Nothing is more frustrating for a professional athlete than an injury — especially one that doesn’t heal. Knowing when to have surgery right away and when to treat the problem conservatively (without surgery) can be a real challenge. That’s the case with tendon ruptures such as the hamstrings.
In this study, orthopedic surgeons involved with 25 professional athletes who had a complete rupture of the distal semitendinosus muscle report the treatment results. The semitendinosus is one of three main parts of the hamstring muscle located along the back of the thigh. Distal semitendinosus tells us the tear occurred down by the knee where the semitendinosus inserts (attaches) to the bone.
Hamstring injuries of the muscle belly are fairly common among athletes. But usually, it’s the biceps femoris portion of the muscle that ruptures. This type of distal semitendinosus injury in this study is uncommon but not rare. The decision whether to send the athlete to physical therapy or to the operating room can be difficult. There are no known predictive factors to guide patient and surgeon.
Predictive factors are characteristics of the patient or injury that are linked with success or failure. With some injuries, the surgeon knows the chances are good (or bad) for a complete recovery (or failure) if X, Y, or Z factors are present. Predictive factors can be things like the patient’s age, severity of injury, sex (male versus female), body part injured, and so on.
The study group was made up of all males who were elite-level (professional major league or national league players) athletes in baseball, football, or hockey. The mechanism of injury was sprinting or taking a long stride (step).
The symptoms described included feeling a pop or sharp, searing knee pain during the activity. The athletes could not straighten the knee all the way and could not walk without a limp. A round mass could be seen and felt along the inside and back areas of the knee. There was pain when trying to straighten the knee and weakness when trying to bend the knee.
The usual treatment plan for injuries like this is conservative care such as rest, use of antiinflammatories, and physical therapy. With time and rehab, it is expected that the athlete will regain motion, strength, and function.

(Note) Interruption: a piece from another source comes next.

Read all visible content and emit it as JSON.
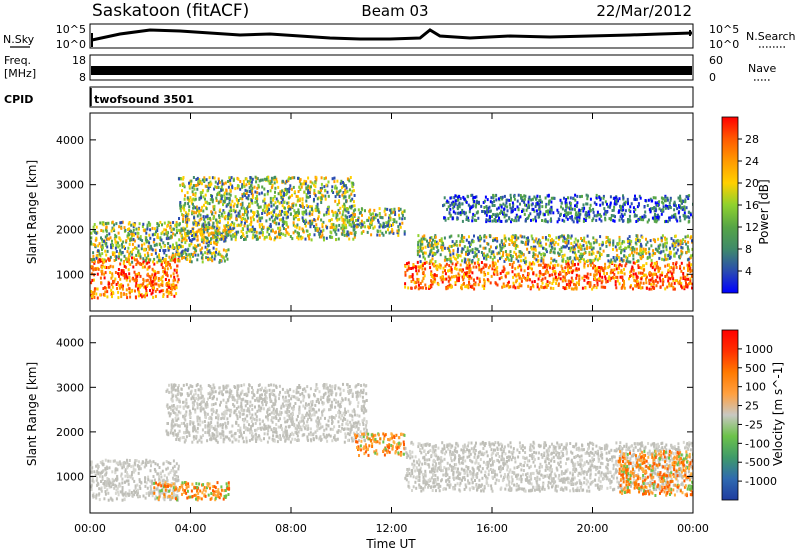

The therapist directs treatment to include sports-specific drills. Special attention is given to make sure the skills needed for the player’s specific position are also addressed. Athletes are allowed to return to practice and play when the injured leg has 80 per cent of the strength of the uninjured leg. The player must be able to sprint without pain as well.
When pain persists and/or the athlete shows no improvement after six weeks of therapy, then surgery is considered. In this study, there were five players who had surgery within the first four weeks of injury. The rest were treated nonoperatively. In the end, half of the athletes ended up in surgery because conservative care failed.
The players who had surgery early on were off the field for about 10 to 12 weeks total. In contrast, the athletes who followed a conservative approach and then needed surgery anyway were out of the game for more than half a year. In professional sports, that kind of delay just isn’t acceptable.
The authors suggest based on these findings that athletes with a distal semitendinosus rupture have surgery right away in order to speed recovery and return to competitive play. Symptoms as described in this report (motion restrictions, tender mass present, knee swelling, inability to walk normally) can guide the surgeon in recommending surgical treatment instead of conservative care. MRIs can be used to confirm the diagnosis.
In summary, there is a lack of evidence and predictive factors to guide treatment of distal semitendinosus ruptures in athletes. Based on this small study of 25 professional athletes, the surgeon must judge the situation based on clinical presentation (symptoms at the time of the injury). Surgery may provide a faster route to recovery and return to competitive play.